Sorry, China. You are a large country that Hollywood wants to reach. Some movies do that by thoughtfully incorporating China’s fascinating culture, lengthy history, or talented artists. This movie cast one Chinese actor as a trick to score Chinese financing for half their budget. This is who they cast, and who they played.

That last screencap contains all of Fan Bingbing’s dialogue in this movie. I’m not joking. I wish I were joking! She plays a mermaid who communicates with THE KING’S DAUGHTER through telepathic made-up mermaid words and telepathic music-noises. Which is bonkers, because holy cow, they booked Fan Bingbing! The most famous actress in China! A performer who Vanity Fair calls China’s equivalent of Nicole Kidman plus Julia Roberts plus Jennifer Lawrence plus Sandra Bullock. She’s so famous, I’ve only ever seen one Chinese TV drama, and it co-stars Fan Bingbing. But she’s so CGI’d up, I didn’t even recognize her. And she spends this movie trapped in a cave under the Palace of Versailles, in a non-speaking role, because the producers wanted to swindle enough Chinese cash to rent out The Actual Palace Of Versailles.

They wasted Fan Bingbing to scam foreign funding. To me, that is fraud! And to the Chinese public, Fan Bingbing is a different fraud. Because apparently this movie shot in 2014 was set for release in 2015. It got delayed for normal reasons (lamenting its badness, finishing special effects). It got extra delayed because they recut the whole thing and hired Julie Andrews to tack on narration. Then this got mega-delayed by the biggest scandal in Chinese entertainment history. Because the producers were going to cash in on this movie, and pay for Julie Andrews’s diamond-encrusted Blue Yeti or whatever, by doing a massive release in China in 2018. But in 2018, a talk show host accused Fan Bingbing of tax evasion. That snowballed into house arrest, government surveillance, an order to pay $131 million in back taxes, and new national laws capping the pay of all Chinese movie actors. And China is different from the United States. Its people do not celebrate tax evasion as life’s greatest IQ test. The furor about this meant no one in China wanted to see a Fan Bingbing movie. The next best sales pitch of “mermaid period drama starring Pierce Brosnan?” did not work in any country. I’m pretty sure this only came out at all because COVID shut down the production of better movies for a while. Without that pipeline gap, I doubt we’d ever have seen this boring, confusing movie where a French lady does a cello jam session with a scam mermaid.

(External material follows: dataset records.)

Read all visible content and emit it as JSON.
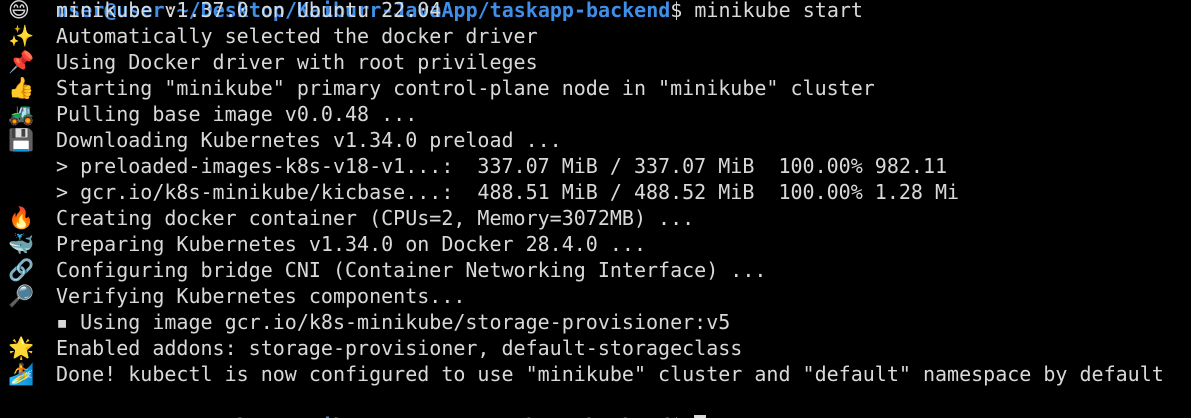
{
  "colors": {
    "background": "#000000",
    "text": "#d9d9d9",
    "prompt": "#3f8ee8"
  },
  "prompt": {
    "user": "user@user",
    "separator": ":",
    "path": "~/Desktop/Kaiburr-JavaApp/taskapp-backend",
    "symbol": "$",
    "command": " minikube start"
  },
  "output": [
    {
      "icon": "😄",
      "icon_name": "smile-icon",
      "text": "minikube v1.37.0 on Ubuntu 22.04"
    },
    {
      "icon": "✨",
      "icon_name": "sparkles-icon",
      "text": "Automatically selected the docker driver"
    },
    {
      "icon": "📌",
      "icon_name": "pushpin-icon",
      "text": "Using Docker driver with root privileges"
    },
    {
      "icon": "👍",
      "icon_name": "thumbs-up-icon",
      "text": "Starting \"minikube\" primary control-plane node in \"minikube\" cluster"
    },
    {
      "icon": "🚜",
      "icon_name": "tractor-icon",
      "text": "Pulling base image v0.0.48 ..."
    },
    {
      "icon": "💾",
      "icon_name": "floppy-disk-icon",
      "text": "Downloading Kubernetes v1.34.0 preload ..."
    },
    {
      "icon": "",
      "icon_name": "",
      "text": "> preloaded-images-k8s-v18-v1...:  337.07 MiB / 337.07 MiB  100.00% 982.11"
    },
    {
      "icon": "",
      "icon_name": "",
      "text": "> gcr.io/k8s-minikube/kicbase...:  488.51 MiB / 488.52 MiB  100.00% 1.28 Mi"
    },
    {
      "icon": "🔥",
      "icon_name": "fire-icon",
      "text": "Creating docker container (CPUs=2, Memory=3072MB) ..."
    },
    {
      "icon": "🐳",
      "icon_name": "whale-icon",
      "text": "Preparing Kubernetes v1.34.0 on Docker 28.4.0 ..."
    },
    {
      "icon": "🔗",
      "icon_name": "link-icon",
      "text": "Configuring bridge CNI (Container Networking Interface) ..."
    },
    {
      "icon": "🔎",
      "icon_name": "magnifier-icon",
      "text": "Verifying Kubernetes components..."
    },
    {
      "icon": "",
      "icon_name": "",
      "text": "▪ Using image gcr.io/k8s-minikube/storage-provisioner:v5"
    },
    {
      "icon": "🌟",
      "icon_name": "glowing-star-icon",
      "text": "Enabled addons: storage-provisioner, default-storageclass"
    },
    {
      "icon": "🏄",
      "icon_name": "surfer-icon",
      "text": "Done! kubectl is now configured to use \"minikube\" cluster and \"default\" namespace by default"
    }
  ]
}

So there you have it. This movie stinks and its stinkiness achieved layers. And if there’s one thing I’m surer of than ever, it’s that my main man Pierce will entertain me, one way or another. Because this movie/story sure did. Entertainment! That’s the Brosnan Guarantee(™)! Use promo code “DDOGGZZONNEZ” for a 10% stronger Brosnantee when you pre-order tickets to Mamma Mia 3. I know I will!*

*I might not.

3 replies on “Nerding Day: The King’s Daughter”

Would love to see your take on No Escape, another Brosnan film that is probably one of the worst movies I’ve ever seen

That Fan Bingbing story is wild and terrifying but less wild and terrifying than every Brosnan screencap in the article.

And that’s not even getting into how Pierce Brosnan was in a movie that involves an exploding clown.